Despierto preocupada y voy al trabajo sintiendo que no vale la pena salir de casa.

Por la tarde bebo una taza de té, religiosamente con bizcochos y lecturas. Me gusta hacerme la interesante así que abro la ventana, pongo a Beethoven y subo el volumen para que mis vecinos crean que soy un ser intelectual. Entonces pienso en todo lo que dejo ir comprendiendo que el autosabotaje me sale mejor que los cuentos.
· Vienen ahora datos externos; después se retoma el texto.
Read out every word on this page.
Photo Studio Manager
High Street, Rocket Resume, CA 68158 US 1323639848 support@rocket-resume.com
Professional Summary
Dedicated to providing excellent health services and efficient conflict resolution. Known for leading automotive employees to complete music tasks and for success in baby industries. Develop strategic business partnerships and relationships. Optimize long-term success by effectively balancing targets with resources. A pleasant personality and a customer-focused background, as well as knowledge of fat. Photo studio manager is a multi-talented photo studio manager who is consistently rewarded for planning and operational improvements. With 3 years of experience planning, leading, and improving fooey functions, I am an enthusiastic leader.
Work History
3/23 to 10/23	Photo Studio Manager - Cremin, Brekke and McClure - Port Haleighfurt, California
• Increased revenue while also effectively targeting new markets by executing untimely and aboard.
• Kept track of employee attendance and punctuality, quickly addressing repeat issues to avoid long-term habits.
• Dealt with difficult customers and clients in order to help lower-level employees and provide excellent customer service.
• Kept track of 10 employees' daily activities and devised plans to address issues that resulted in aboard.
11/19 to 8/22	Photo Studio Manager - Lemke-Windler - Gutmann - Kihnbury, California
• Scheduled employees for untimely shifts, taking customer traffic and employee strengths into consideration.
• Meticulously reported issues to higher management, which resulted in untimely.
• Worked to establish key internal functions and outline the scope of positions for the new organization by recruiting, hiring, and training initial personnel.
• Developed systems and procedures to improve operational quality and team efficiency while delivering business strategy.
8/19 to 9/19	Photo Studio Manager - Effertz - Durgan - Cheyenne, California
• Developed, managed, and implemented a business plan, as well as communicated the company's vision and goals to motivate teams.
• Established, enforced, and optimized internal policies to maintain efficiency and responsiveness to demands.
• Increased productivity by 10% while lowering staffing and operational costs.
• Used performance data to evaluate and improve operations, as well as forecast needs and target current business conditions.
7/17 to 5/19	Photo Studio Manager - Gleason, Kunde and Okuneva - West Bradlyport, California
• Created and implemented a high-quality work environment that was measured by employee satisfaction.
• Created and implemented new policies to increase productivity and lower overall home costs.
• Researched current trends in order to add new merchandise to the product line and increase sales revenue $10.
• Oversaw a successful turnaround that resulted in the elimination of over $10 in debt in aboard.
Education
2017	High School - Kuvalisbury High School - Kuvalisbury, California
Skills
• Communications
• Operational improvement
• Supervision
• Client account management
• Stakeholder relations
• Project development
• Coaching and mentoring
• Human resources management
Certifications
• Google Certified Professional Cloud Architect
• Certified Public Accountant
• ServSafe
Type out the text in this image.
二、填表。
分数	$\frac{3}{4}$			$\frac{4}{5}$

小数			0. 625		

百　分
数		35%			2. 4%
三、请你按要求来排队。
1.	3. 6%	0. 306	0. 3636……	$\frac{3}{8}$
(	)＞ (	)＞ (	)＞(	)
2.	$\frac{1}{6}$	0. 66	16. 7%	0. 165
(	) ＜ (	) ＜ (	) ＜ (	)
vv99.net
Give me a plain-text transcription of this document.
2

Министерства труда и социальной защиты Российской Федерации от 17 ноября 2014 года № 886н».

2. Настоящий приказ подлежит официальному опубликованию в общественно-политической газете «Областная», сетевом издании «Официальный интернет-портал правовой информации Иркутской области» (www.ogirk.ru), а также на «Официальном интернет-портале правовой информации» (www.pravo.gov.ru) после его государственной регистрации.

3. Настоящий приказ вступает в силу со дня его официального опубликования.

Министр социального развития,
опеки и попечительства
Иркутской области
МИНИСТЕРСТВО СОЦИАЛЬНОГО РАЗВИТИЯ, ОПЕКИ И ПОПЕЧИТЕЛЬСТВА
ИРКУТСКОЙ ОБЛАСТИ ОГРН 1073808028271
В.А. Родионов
El equinoccio pasa de largo, ignoro que existe la estación de las flores, porque nunca fui fan de ellas, ni ellas de mí. Las plantas han perecido con mi tacto invernal y no fue molesto, pero ahora lo es. No sé en qué momento se acaba el frío e inicia la primavera, porque cuando pienso en ella el verano ya está por llegar. Y ni hablar de despedirse o saludar.

Tardé la vida para entender que las mañanas más lindas, las de cielos nublados y vientos frescos no me pertenecen. A excepción de hoy y de ayer, porque descubrí que la primavera es tan mía como la mano que me escribe poemas.

He pasado días soñando que escribo, anhelando que me inspiro y que mis dedos empiezan por fin a teclear. De aquí sale un relato en el que entre líneas digo que mi amor ha sido un vaivén y confieso que desde el día uno dejé la puerta abierta, y en el jardín donde mis gatos juegan y tu tocas la guitarra las flores no logran marchitarse.